Baseball, perhaps more than any other sport, is about heroes. Albert Pujols certainly has a hero’s story. That hero’s story starts like every other baseball hero story; with the player believing in himself – really believing in himself. This is why all of us imagine ourselves as pro baseball players, but only a few actually make it happen. It is important for us to recognize our ability to achieve goals. How we view ourselves, how we measure our value, how we assess our potential, and how we determine our worth all combine to create the life we will live. Are you paying the price for admission? Belief.

Lou Brock: Universally Admired

Posted in Baseball, Coaching, Leadership, Lou Brock, Mentor by Dr. Byron L. Ernest on September 7, 2020

So many things have directed my thoughts toward baseball ⚾️ this weekend. Yesterday was the 25th anniversary of Cal Ripken Jr.’s becoming Iron Man by playing in his 2,131st consecutive game (I blogged about it in Leading By Availability). Additionally, I’ve been sharing how I love having our family’s cutouts at Great American Ballpark supporting the Cincinnati Reds and the Reds Community Fund.

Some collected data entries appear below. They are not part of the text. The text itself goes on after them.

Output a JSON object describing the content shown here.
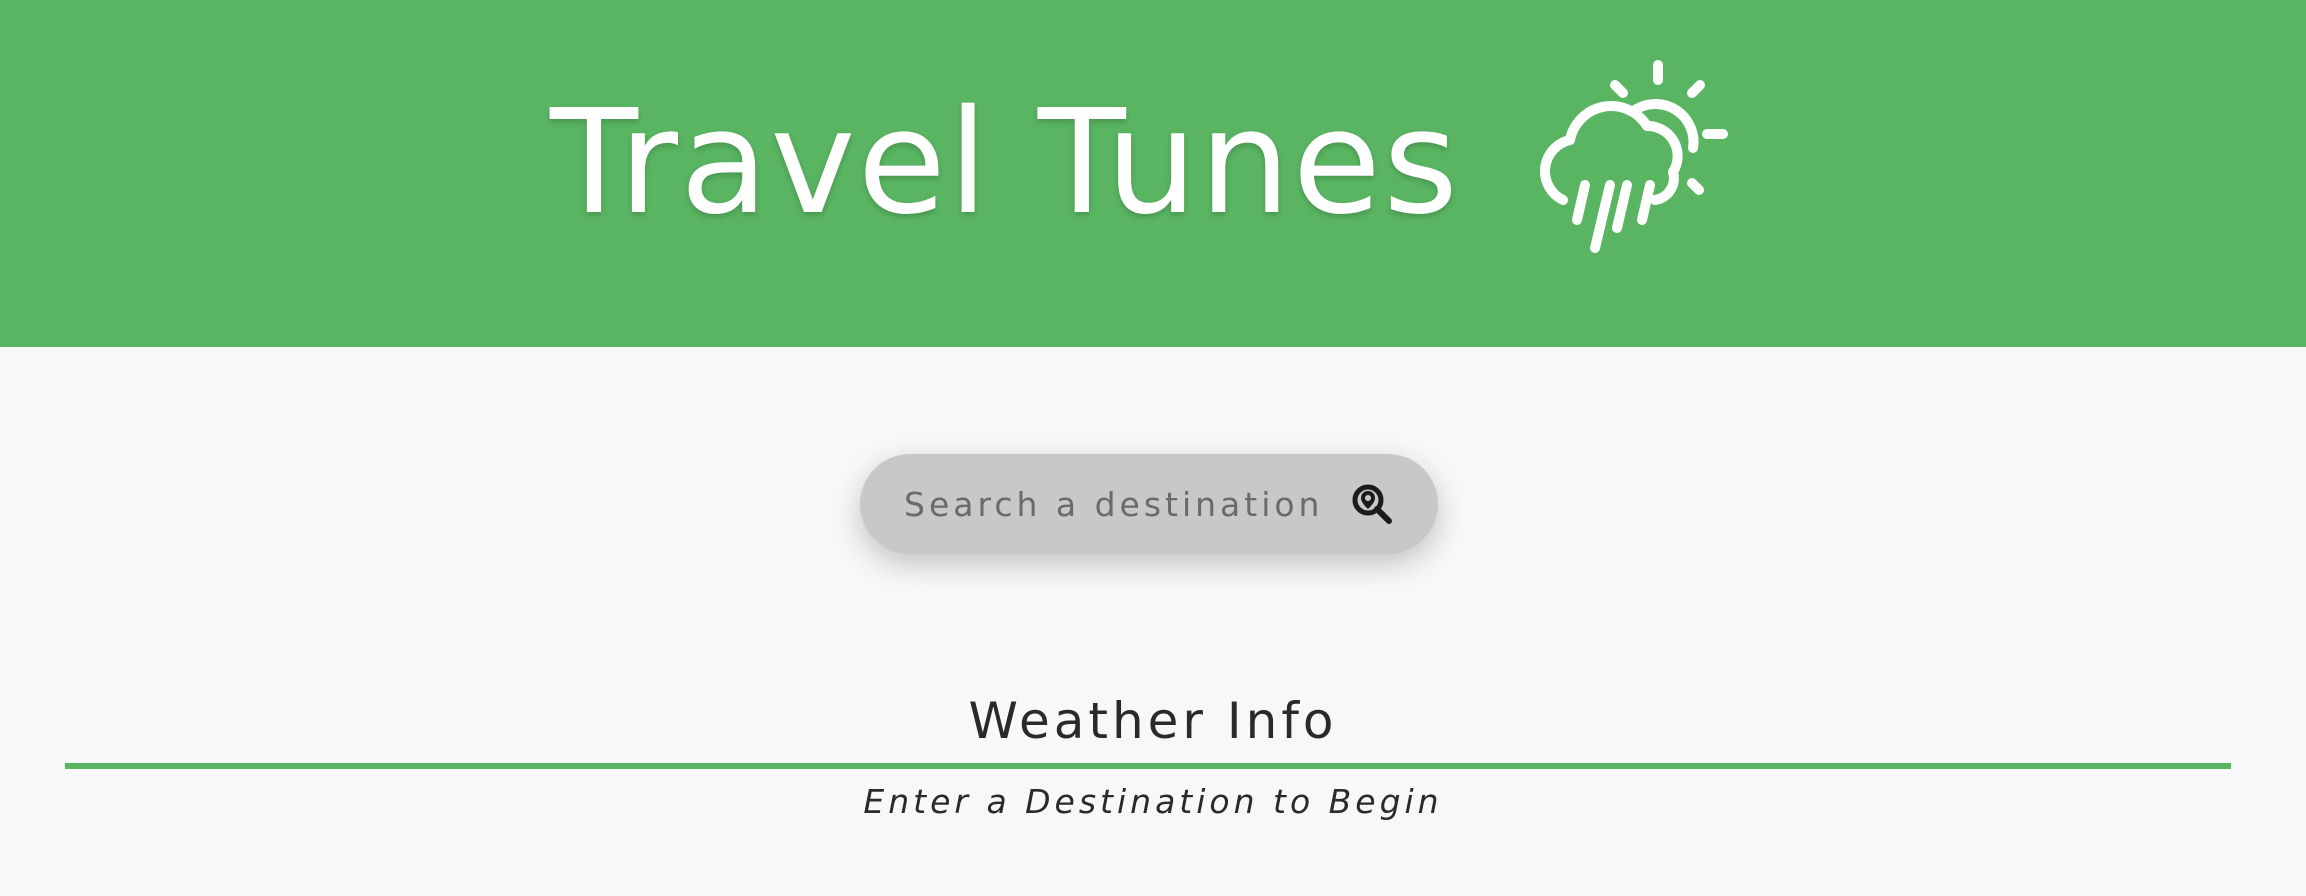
{
  "header": {
    "title": "Travel Tunes",
    "icon": "weather-cloud-sun-rain-icon",
    "background_color": "#59b561"
  },
  "search": {
    "placeholder": "Search a destination",
    "value": "",
    "button_icon": "location-search-icon"
  },
  "weather": {
    "heading": "Weather Info",
    "prompt": "Enter a Destination to Begin"
  },
  "colors": {
    "accent": "#59b561",
    "page_background": "#f7f8fa",
    "search_background": "#c8c9c7"
  }
}
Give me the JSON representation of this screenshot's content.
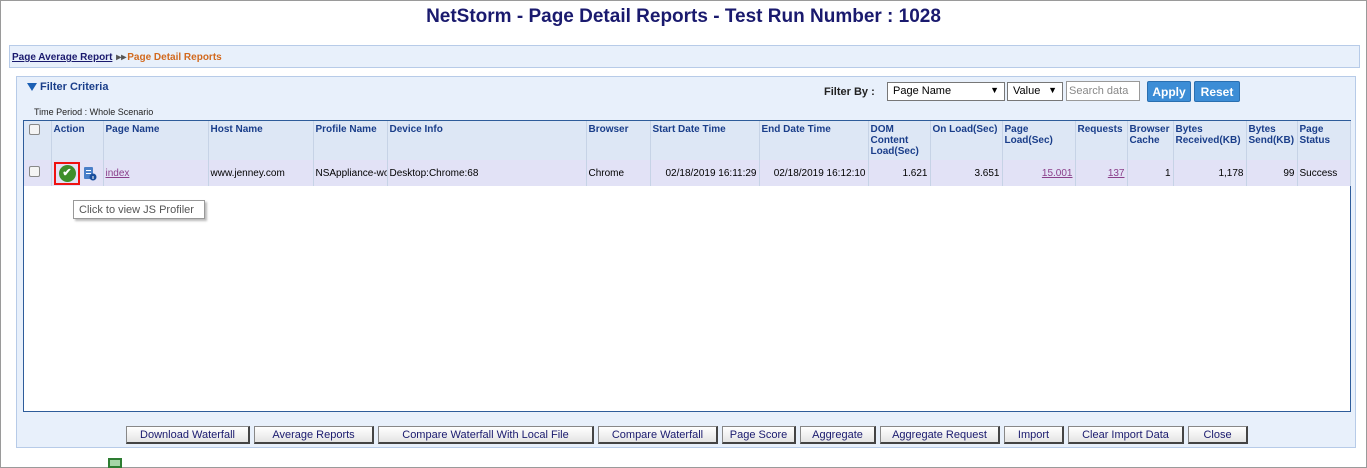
{
  "title": "NetStorm - Page Detail Reports - Test Run Number : 1028",
  "breadcrumb": {
    "link": "Page Average Report",
    "separator": "▸▸",
    "current": "Page Detail Reports"
  },
  "filter": {
    "section_title": "Filter Criteria",
    "filter_by_label": "Filter By :",
    "field_select": "Page Name",
    "value_select": "Value",
    "search_placeholder": "Search data",
    "apply_label": "Apply",
    "reset_label": "Reset",
    "time_period": "Time Period : Whole Scenario"
  },
  "table": {
    "columns": {
      "action": "Action",
      "page_name": "Page Name",
      "host_name": "Host Name",
      "profile_name": "Profile Name",
      "device_info": "Device Info",
      "browser": "Browser",
      "start": "Start Date Time",
      "end": "End Date Time",
      "dom": "DOM Content Load(Sec)",
      "onload": "On Load(Sec)",
      "pageload": "Page Load(Sec)",
      "requests": "Requests",
      "cache": "Browser Cache",
      "received": "Bytes Received(KB)",
      "send": "Bytes Send(KB)",
      "status": "Page Status"
    },
    "rows": [
      {
        "page_name": "index",
        "host_name": "www.jenney.com",
        "profile_name": "NSAppliance-wo",
        "device_info": "Desktop:Chrome:68",
        "browser": "Chrome",
        "start": "02/18/2019 16:11:29",
        "end": "02/18/2019 16:12:10",
        "dom": "1.621",
        "onload": "3.651",
        "pageload": "15.001",
        "requests": "137",
        "cache": "1",
        "received": "1,178",
        "send": "99",
        "status": "Success"
      }
    ]
  },
  "tooltip": "Click to view JS Profiler",
  "icons": {
    "check": "check-circle-icon",
    "doc": "document-info-icon"
  },
  "buttons": {
    "download_waterfall": "Download Waterfall",
    "average_reports": "Average Reports",
    "compare_local": "Compare Waterfall With Local File",
    "compare_waterfall": "Compare Waterfall",
    "page_score": "Page Score",
    "aggregate": "Aggregate",
    "aggregate_request": "Aggregate Request",
    "import": "Import",
    "clear_import": "Clear Import Data",
    "close": "Close"
  }
}
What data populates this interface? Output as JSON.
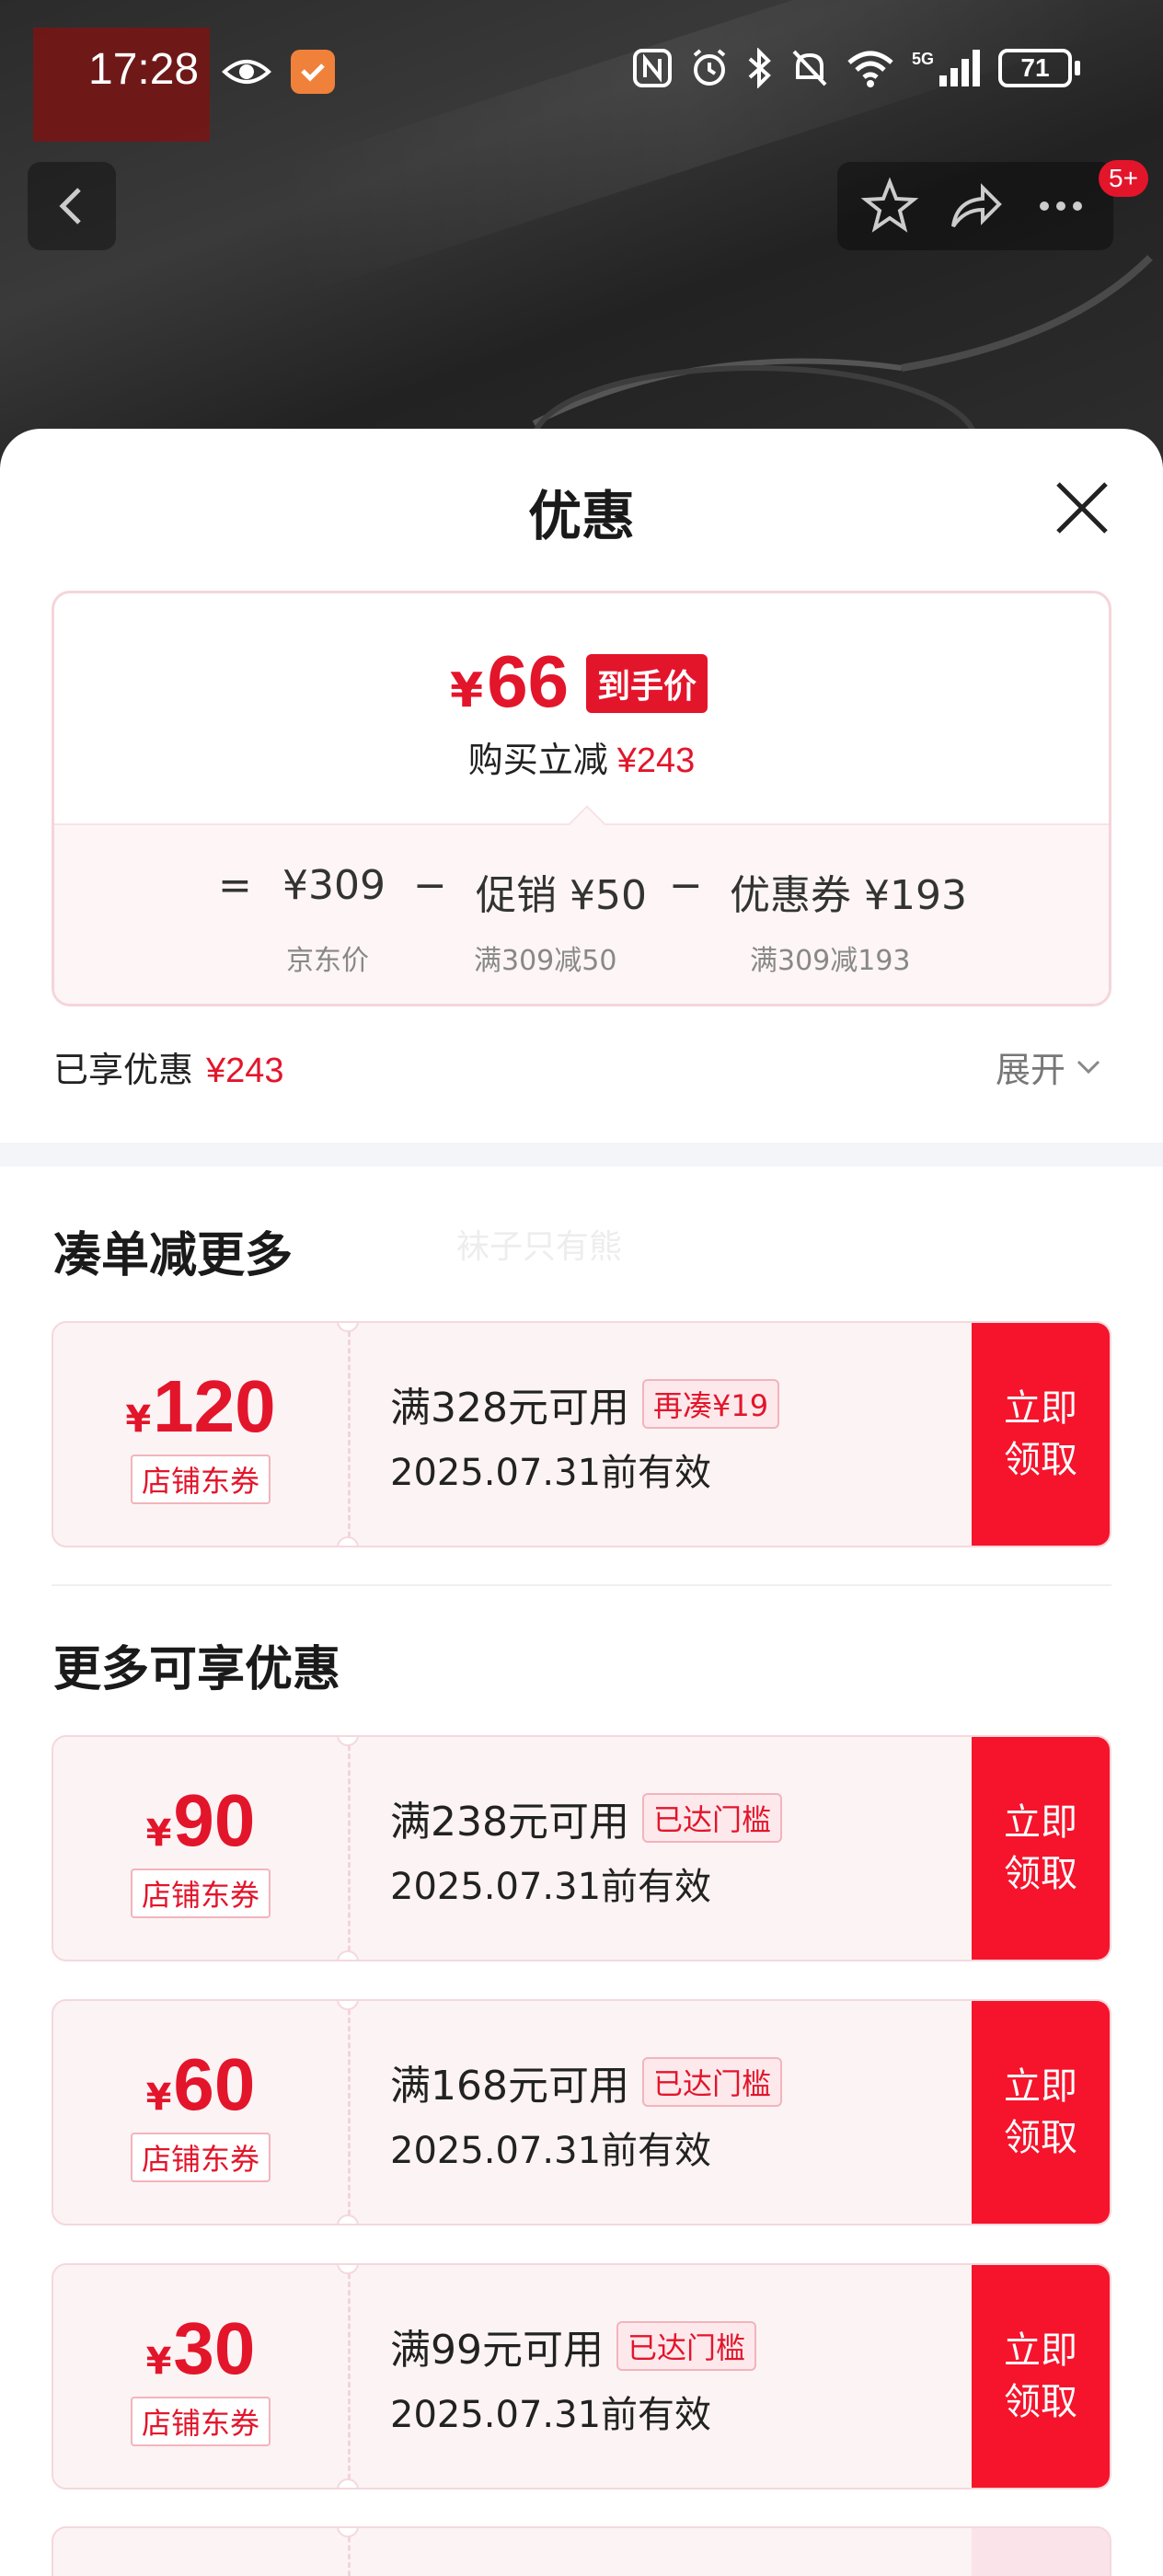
{
  "status_bar": {
    "time": "17:28",
    "battery": "71",
    "network": "5G"
  },
  "nav": {
    "cart_badge": "5+"
  },
  "sheet": {
    "title": "优惠",
    "summary": {
      "currency": "¥",
      "final_price": "66",
      "final_price_tag": "到手价",
      "instant_save_label": "购买立减",
      "instant_save_amount": "¥243",
      "formula": {
        "equals": "=",
        "base_price": "¥309",
        "base_price_caption": "京东价",
        "minus1": "−",
        "promo_label": "促销 ¥50",
        "promo_caption": "满309减50",
        "minus2": "−",
        "coupon_label": "优惠券 ¥193",
        "coupon_caption": "满309减193"
      }
    },
    "enjoyed": {
      "label": "已享优惠",
      "amount": "¥243",
      "expand_label": "展开"
    },
    "watermark_text": "袜子只有熊",
    "section_more": "凑单减更多",
    "section_available": "更多可享优惠",
    "coupons_more": [
      {
        "currency": "¥",
        "amount": "120",
        "type": "店铺东券",
        "condition": "满328元可用",
        "chip": "再凑¥19",
        "expiry": "2025.07.31前有效",
        "claim_line1": "立即",
        "claim_line2": "领取"
      }
    ],
    "coupons_available": [
      {
        "currency": "¥",
        "amount": "90",
        "type": "店铺东券",
        "condition": "满238元可用",
        "chip": "已达门槛",
        "expiry": "2025.07.31前有效",
        "claim_line1": "立即",
        "claim_line2": "领取"
      },
      {
        "currency": "¥",
        "amount": "60",
        "type": "店铺东券",
        "condition": "满168元可用",
        "chip": "已达门槛",
        "expiry": "2025.07.31前有效",
        "claim_line1": "立即",
        "claim_line2": "领取"
      },
      {
        "currency": "¥",
        "amount": "30",
        "type": "店铺东券",
        "condition": "满99元可用",
        "chip": "已达门槛",
        "expiry": "2025.07.31前有效",
        "claim_line1": "立即",
        "claim_line2": "领取"
      }
    ]
  },
  "colors": {
    "accent_red": "#e3152b",
    "claim_red": "#f5142c",
    "coupon_bg": "#fcf3f4"
  },
  "icons": [
    "eye-icon",
    "app-badge-icon",
    "nfc-icon",
    "alarm-icon",
    "bluetooth-icon",
    "mute-icon",
    "wifi-icon",
    "signal-icon",
    "battery-icon",
    "back-icon",
    "star-icon",
    "share-icon",
    "more-icon",
    "close-icon",
    "chevron-down-icon"
  ]
}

Then came the sad news today that Hall of Famer Lou Brock had passed away. He was dubbed the “Steals King” and I always admired his ability to steal bases. Stealing bases is a great metaphor for leadership because to steal bases you can’t be afraid to fail, and you have to take your foot off base and go. Lou Brock was a stolen base specialist.

You can’t be afraid to make errors! You can’t be afraid to be naked before the crowd, because no one can ever master the game of baseball, or conquer it. You can only challenge it. ~ Lou Brock

In her great piece, HOFer Brock, Former Steals King, Dies at 81, Anne Rogers has quotes from many who described him as a mentor, great ambassador, driven, and universally admired. It was said he could light up a room when he entered.

Enough said! He taught us leadership when stealing bases and was universally admired. Thank you Lou, for the example you set. You will be missed.